Who Is — Or Was — Elena Ferrante?

Like much else for the famously pseudonymous Ferrante, the report of her demise was not as simple as it seemed.

Via Wikimedia Commons
‘Miss Napoli’ beauty pageant finalists at Naples, Italy, 1950. Via Wikimedia Commons

The literary world experienced overnight palpitations as word spread that the Italian writer Elena Ferrante, whose quartet of Neapolitan novels command a cult following and whose anonymity is part and parcel of her mystique, had died. The only problem, to paraphrase Mark Twain, is that the rumors of her demise were exaggerated. 

Like much else for the famously pseudonymous Ms. Ferrante, the report of her demise was not as simple as it seemed. Yahoo News and MSN both shared a news bulletin from the Independent informing of the passing of the authorial icon. The source was a Twitter account ascribed to her Italian publisher, Sandro Ferri. Mr. Ferri founded Edizione e/o, the publishing house whose work Ms. Ferrante has come to define. 

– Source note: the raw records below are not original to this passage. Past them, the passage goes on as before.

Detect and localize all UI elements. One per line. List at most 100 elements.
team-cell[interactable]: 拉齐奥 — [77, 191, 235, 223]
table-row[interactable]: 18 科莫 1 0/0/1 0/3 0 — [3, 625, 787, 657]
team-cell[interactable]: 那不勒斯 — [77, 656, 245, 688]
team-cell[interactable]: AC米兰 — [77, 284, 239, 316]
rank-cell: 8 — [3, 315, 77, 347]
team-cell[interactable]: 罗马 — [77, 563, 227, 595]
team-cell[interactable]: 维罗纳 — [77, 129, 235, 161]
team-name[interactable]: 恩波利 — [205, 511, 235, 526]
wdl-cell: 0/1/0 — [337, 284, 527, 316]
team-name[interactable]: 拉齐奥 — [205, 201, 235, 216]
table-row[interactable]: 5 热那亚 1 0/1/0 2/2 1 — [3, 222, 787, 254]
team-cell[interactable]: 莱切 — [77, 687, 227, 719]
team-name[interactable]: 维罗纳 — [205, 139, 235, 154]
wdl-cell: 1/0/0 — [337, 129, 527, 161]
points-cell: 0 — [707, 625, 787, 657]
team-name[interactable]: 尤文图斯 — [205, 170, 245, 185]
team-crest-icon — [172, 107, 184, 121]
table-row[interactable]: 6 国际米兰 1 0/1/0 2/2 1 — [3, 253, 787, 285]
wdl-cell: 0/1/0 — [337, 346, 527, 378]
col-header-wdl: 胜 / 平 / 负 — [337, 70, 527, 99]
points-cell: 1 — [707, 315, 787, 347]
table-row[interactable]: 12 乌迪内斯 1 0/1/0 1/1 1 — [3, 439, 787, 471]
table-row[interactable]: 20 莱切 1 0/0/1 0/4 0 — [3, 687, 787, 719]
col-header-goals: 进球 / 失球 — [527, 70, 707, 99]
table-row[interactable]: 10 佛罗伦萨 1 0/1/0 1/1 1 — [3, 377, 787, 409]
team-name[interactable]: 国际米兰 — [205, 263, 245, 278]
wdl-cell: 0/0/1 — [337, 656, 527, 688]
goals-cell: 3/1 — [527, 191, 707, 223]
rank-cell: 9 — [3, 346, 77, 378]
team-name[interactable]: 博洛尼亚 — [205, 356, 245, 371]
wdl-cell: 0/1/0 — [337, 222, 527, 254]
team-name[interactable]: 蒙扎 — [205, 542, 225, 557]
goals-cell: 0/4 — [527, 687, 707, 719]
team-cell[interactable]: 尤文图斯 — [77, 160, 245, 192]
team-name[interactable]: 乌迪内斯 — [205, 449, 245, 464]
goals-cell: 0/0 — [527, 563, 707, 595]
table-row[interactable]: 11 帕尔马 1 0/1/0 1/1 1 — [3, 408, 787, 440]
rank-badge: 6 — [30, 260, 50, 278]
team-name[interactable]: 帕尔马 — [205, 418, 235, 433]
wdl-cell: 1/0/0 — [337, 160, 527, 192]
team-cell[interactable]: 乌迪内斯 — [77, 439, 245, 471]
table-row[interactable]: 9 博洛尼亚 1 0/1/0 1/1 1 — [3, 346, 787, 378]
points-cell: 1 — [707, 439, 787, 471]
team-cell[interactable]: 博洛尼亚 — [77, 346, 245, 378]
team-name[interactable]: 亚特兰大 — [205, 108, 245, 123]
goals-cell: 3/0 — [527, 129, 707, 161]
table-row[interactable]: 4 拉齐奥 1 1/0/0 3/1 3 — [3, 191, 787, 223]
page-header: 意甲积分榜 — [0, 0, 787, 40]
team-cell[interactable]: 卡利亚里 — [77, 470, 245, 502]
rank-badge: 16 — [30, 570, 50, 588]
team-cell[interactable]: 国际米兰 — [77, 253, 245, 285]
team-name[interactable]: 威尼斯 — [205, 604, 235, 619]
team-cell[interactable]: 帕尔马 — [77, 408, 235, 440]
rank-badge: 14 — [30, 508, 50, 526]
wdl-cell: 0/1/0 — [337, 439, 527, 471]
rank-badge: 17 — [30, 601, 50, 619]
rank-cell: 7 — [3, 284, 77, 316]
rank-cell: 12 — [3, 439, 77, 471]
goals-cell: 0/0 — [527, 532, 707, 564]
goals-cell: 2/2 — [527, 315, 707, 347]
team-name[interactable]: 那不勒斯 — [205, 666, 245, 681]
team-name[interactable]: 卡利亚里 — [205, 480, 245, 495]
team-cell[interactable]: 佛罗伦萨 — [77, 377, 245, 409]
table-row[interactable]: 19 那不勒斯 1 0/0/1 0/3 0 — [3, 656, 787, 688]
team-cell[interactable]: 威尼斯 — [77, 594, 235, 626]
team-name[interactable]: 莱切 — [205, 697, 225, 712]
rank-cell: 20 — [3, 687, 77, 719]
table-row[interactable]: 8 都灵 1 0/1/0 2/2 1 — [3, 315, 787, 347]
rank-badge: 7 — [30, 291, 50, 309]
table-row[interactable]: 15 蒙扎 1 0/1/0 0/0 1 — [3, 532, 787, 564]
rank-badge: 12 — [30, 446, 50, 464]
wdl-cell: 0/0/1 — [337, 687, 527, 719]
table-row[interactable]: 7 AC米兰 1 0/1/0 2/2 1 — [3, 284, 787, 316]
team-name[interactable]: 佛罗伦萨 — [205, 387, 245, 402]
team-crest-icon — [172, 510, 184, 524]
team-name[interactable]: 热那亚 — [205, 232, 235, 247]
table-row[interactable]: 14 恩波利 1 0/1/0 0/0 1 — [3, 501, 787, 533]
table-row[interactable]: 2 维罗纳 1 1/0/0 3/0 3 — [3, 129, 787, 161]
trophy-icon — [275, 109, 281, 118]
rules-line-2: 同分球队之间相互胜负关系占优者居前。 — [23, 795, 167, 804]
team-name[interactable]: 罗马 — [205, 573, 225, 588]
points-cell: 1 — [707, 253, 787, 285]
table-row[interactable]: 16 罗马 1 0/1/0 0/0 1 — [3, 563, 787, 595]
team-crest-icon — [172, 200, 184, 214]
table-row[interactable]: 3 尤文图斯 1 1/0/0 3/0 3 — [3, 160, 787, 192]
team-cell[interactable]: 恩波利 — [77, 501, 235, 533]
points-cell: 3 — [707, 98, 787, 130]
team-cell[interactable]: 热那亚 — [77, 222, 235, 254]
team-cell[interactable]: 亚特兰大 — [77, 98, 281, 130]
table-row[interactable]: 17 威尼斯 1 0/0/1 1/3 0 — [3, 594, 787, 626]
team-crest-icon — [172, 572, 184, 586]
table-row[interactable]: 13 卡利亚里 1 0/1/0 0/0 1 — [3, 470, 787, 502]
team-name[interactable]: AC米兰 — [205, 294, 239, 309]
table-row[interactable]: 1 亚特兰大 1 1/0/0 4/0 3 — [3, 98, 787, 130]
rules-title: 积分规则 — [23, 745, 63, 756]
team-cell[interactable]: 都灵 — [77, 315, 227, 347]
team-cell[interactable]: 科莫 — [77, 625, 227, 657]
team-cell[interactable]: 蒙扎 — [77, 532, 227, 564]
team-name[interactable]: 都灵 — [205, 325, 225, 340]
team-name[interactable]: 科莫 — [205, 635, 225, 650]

After word went out, the Press Gazette reported that the account posted an update that read, “This account is a hoax created by Italian journalist Tommasso De Benedetti.” The journalist Alex Shepherd subsequently tweeted that the American arm of Edizione e/o told him, “As far as I know, she’s fine.” The Independent rapidly deleted the article, followed by Yahoo and MSN. 

It is not Mr. De Benedetti’s first time adding fuel to the misinformation fire. In a 2012 interview with the Guardian, he observed that “Twitter works well for deaths.” He would know, having previously promulgated fraudulent tidings of the deaths of Pope Francis, Fidel Castro, and director Pedro Almodóvar.

Mr. De Benedetti’s names his purpose as exploration of “how weak the media was in Italy.” In 2010, he published a question-and-answer session with Philip Roth — himself a master of blurring the line between fact and fiction — that included the author of “Portnoy’s Complaint” calling President Obama “nasty, vacillating and mired in the mechanics of power.”

That never happened: Mr. Obama awarded Roth a National Humanities Medal that same year, and the author was a stalwart supporter of the president. In 2008, Mr. Obama told the Atlantic, “I always joke that my intellectual formation was through Jewish scholars and writers,” specifying “Philip Roth who helped shape my sensibility, or some of the more popular writers like Leon Uris.” 

With fake interviews with Eli Wiesel, Mikhail Gorbachev, and the Dalai Lama to his credit, Mr. De Benedetti is well on his way to his goal of being “Italy’s champion of the lie.” He suggested to the New Yorker’s Judith Thurman that Roth might be interested in writing a prologue to a book of his fabrications. That did not happen. 

In raising the specter of Ms. Ferrante’s death, Mr. De Benedetti tapped into one of the world’s most compelling literary mysteries. Since the publication of her first book in 1992, this unlikely literary star has refused a public persona. In a world where exposure is the coin of the realm and authors hawk books by dint of their personalities, she (if she is – or was — a she) remained hidden. 

Even as Ms. Ferrante’s books, which largely center on the turbulent  lives of women in cities like Rome and Naples, captured a widening circle of readers and found life as a series on HBO, her identity remained a closely guarded secret, fueling a cottage industry of conjecture. 

While there are no known photographs of Ms. Ferrante, she is not a recluse after the mode of Thomas Pynchon and J.D. Salinger. She conducts interviews via emails mediated by Edizione e/o, and her collection “Frantumaglia: A Writer’s Journey” contained glimmers of the autobiographical. It was billed as “a vibrant and intimate self-portrait of a writer at work.” 

A breakthrough in efforts to detect the person behind the phenomenon seemingly transpired in 2010, when the New York Review of Books scrutinized Ezizione’s e/o tax filings and identified translator Anita Raja as the real Ferrante. Others have argued that Mrs. Raja’s husband, the author Domenico Starone, is the author of modern classics like “My Brilliant Friend” and “Days of Abandonment.”

Canvassing Ms. Ferrante’s interviews for the New Yorker, the literary critic James Wood goes only so far as to conjecture “that she grew up in Naples, and has lived for periods outside Italy. She has a classics degree; she has referred to being a mother. One could also infer from her fiction and from her interviews that she is not now married.”

In a 2015 interview with the Paris Review, Ms. Ferrante explained how anonymity unlocked her creativity. Once she “knew that the completed book would make its way in the world without me” and that “nothing of the concrete, physical me would ever appear beside the volume,” she saw “something new about writing. I felt as though I had released the words from myself.”